Heavy selloffs in tech stocks hammered equity markets Thursday, tracking a plunge on Wall Street as disappointing earnings caused traders to panic that a long-running rally in the sector may have been overdone.
Paris tumbled more than two per cent nearing the half-way stage after Tokyo closed down 3.3 per cent, as a stronger yen added to the downward pressure on Japanese exporters.
‘Earnings season jitters have really taken hold,’ noted Joshua Mahony, chief market analyst at Scope Markets.
‘The risk-off sentiment permeating through financial markets has done little to help traditional havens such as the dollar and gold, with both losing ground alongside equities.’
Oil prices slid nearly two per cent Thursday.
Shares in French-Italian chip maker STMicroelectronics plunged 14 per cent and Infineon Technologies shed more than six per cent.
Nearly all sectors suffered, however, with Renault crashing over nine per cent and Gucci owner Kering down seven per cent.
Among the rare risers was consumer goods giant Unilever, which jumped nearly six per cent on well-received earnings.
Global stocks had pushed ever higher this year — with New York’s three main indexes hitting multiple records.

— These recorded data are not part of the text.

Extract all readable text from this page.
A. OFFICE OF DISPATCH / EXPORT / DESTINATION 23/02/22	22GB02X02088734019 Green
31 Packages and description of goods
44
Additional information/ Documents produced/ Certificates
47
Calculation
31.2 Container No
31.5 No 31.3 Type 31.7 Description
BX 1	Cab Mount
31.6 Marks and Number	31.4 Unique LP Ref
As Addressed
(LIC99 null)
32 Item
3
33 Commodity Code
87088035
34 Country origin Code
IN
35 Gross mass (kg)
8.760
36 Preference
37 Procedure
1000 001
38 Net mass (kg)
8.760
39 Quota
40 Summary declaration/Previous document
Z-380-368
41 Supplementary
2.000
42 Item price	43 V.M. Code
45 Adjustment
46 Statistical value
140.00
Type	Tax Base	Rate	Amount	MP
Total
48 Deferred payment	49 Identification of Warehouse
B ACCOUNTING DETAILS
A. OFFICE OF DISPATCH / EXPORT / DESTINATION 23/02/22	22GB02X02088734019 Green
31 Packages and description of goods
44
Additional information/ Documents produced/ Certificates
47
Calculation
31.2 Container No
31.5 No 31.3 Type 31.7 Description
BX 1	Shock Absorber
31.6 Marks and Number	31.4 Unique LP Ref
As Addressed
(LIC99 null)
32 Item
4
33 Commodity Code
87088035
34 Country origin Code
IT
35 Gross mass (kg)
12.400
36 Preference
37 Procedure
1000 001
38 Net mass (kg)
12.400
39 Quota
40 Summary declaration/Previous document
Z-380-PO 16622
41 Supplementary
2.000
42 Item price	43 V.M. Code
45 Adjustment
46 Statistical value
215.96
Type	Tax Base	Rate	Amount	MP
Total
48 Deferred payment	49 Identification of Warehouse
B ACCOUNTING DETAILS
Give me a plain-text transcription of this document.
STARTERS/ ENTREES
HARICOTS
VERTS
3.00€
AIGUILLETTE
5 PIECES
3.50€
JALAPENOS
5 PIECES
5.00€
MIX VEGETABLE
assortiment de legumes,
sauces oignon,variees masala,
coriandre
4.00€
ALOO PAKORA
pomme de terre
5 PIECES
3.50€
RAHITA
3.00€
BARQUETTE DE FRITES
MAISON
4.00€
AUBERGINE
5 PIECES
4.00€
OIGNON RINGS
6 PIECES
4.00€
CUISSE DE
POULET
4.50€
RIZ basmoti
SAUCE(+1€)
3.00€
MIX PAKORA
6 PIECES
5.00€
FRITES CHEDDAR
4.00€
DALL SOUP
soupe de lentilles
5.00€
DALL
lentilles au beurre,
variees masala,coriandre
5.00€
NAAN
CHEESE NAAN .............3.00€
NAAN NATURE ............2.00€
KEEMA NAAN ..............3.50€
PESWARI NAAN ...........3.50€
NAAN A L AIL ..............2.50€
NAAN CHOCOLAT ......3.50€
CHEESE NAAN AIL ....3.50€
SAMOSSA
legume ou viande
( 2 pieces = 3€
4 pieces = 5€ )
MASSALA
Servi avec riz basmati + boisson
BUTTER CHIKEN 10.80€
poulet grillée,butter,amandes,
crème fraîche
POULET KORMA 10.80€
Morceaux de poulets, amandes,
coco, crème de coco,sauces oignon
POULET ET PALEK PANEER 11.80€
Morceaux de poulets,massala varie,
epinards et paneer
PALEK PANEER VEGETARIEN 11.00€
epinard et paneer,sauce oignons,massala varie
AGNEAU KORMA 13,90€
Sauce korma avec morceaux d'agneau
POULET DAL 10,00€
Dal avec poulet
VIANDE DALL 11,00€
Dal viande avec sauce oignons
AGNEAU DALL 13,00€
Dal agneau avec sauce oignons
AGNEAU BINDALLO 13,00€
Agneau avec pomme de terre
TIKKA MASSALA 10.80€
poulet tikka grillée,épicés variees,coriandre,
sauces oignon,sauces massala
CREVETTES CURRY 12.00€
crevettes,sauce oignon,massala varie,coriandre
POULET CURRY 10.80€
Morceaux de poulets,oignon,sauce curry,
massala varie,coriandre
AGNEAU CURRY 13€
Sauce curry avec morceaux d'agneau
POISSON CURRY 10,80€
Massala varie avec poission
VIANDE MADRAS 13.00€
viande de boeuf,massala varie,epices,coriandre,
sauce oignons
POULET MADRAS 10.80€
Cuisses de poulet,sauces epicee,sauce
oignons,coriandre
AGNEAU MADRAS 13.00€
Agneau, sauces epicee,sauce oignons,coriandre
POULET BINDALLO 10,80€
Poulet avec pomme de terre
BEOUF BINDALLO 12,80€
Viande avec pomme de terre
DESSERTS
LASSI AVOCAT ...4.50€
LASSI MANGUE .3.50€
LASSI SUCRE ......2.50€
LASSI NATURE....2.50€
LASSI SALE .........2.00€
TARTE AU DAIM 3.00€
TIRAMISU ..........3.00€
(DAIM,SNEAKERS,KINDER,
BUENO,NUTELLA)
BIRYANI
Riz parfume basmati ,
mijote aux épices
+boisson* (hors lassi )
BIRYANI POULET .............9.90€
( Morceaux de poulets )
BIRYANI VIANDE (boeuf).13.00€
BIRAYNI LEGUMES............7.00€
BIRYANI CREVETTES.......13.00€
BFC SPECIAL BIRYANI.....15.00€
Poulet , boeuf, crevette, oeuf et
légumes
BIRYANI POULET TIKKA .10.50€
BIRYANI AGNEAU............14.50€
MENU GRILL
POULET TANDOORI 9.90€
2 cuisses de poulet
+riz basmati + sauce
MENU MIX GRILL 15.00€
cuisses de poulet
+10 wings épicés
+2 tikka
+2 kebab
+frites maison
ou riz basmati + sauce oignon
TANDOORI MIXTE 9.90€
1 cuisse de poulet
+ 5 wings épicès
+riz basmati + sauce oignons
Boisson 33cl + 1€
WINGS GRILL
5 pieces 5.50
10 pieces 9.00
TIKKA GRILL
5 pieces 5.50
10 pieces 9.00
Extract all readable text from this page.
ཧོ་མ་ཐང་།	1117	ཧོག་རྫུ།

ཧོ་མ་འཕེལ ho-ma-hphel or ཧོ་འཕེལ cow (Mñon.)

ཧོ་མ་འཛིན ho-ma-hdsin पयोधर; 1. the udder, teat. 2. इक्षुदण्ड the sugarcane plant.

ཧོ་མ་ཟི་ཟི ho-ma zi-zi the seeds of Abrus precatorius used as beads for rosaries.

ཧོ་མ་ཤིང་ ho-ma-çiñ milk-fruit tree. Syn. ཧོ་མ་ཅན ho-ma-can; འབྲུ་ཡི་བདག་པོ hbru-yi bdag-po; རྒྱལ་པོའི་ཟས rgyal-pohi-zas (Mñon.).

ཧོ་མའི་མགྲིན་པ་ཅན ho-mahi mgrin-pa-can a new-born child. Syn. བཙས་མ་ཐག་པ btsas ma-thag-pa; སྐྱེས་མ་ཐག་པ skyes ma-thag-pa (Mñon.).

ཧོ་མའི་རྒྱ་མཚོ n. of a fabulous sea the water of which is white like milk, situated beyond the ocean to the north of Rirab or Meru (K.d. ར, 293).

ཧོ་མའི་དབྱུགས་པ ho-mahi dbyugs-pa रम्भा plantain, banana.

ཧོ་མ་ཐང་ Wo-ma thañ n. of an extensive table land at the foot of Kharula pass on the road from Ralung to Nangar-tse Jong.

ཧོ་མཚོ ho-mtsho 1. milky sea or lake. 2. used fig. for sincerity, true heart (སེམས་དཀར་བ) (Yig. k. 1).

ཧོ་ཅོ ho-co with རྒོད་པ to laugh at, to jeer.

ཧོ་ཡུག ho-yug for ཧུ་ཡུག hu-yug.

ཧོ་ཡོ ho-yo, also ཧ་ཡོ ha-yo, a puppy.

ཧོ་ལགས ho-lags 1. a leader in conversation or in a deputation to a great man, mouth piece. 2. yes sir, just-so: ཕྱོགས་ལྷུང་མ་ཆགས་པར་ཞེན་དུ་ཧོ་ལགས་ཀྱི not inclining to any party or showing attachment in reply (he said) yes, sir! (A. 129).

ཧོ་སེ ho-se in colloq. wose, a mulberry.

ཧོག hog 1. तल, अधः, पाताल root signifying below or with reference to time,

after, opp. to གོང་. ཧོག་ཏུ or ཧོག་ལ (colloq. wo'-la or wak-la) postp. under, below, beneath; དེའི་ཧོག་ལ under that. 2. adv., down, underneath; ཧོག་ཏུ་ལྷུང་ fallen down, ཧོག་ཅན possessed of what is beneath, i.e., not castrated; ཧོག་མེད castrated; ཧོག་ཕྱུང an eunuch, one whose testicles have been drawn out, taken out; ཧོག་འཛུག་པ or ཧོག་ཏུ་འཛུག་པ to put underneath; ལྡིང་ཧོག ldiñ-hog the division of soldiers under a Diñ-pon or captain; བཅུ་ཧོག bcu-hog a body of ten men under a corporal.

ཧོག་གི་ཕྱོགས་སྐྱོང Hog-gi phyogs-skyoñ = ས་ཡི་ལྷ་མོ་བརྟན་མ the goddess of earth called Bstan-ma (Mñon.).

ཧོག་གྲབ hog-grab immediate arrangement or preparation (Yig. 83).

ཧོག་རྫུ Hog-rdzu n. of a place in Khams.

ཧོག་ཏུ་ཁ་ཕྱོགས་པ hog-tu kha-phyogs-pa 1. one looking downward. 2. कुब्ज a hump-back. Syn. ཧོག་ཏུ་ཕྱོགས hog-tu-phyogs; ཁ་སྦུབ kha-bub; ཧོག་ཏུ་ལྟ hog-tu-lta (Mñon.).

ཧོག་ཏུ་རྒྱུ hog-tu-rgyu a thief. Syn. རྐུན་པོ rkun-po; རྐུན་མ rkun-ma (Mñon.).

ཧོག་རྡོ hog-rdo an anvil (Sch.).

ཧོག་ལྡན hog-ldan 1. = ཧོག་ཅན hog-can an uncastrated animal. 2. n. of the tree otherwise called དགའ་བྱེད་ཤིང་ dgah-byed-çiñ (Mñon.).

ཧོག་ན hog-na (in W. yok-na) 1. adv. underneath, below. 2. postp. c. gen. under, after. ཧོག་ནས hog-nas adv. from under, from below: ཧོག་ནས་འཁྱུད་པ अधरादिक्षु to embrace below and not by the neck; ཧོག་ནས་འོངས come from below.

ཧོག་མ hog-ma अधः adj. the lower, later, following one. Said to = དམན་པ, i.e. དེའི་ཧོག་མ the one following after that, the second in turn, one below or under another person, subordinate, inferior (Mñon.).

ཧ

Tech titans such as Google parent Alphabet and chipmakers Nvidia and TSMC have been boosted by an explosion of interest in all things linked to artificial intelligence.
The rallies have been helped by blockbuster profits and upbeat outlooks, causing investors to pile in with cash owing to a fear of missing out.
However, with valuations pushing to dizzying heights, analysts have been warning about retreat, and Tuesday’s earnings from Tesla and Alphabet provided a selling opportunity.
Tesla said profits fell 45 per cent in the second quarter owing to price cuts and aggressive AI investment.
Seoul’s SK Hynix dived nearly nine per cent Thursday despite strong earnings, while Samsung lost two per cent.
Tokyo-listed Sony was off more than five per cent and Japanese investment giant SoftBank, which has pivoted into AI technologies, gave up 9.4 per cent.
Hong Kong and Shanghai fell despite a surprise cut in a key rate by the Chinese central bank.
The earnings shock comes as major economies struggle to mount growth recoveries even as central banks start to cut interest rates in the face of cooler inflation.
Business confidence in Europe’s biggest economy Germany unexpectedly weakened in July, a closely-watched survey showed Thursday.
The Ifo institute’s confidence barometer, based on a survey of around 9,000 companies, declined to 87 points from 88.6 points in June.Â
The fall was the third in a row and surprised analysts who had been expecting a small improvement in business morale.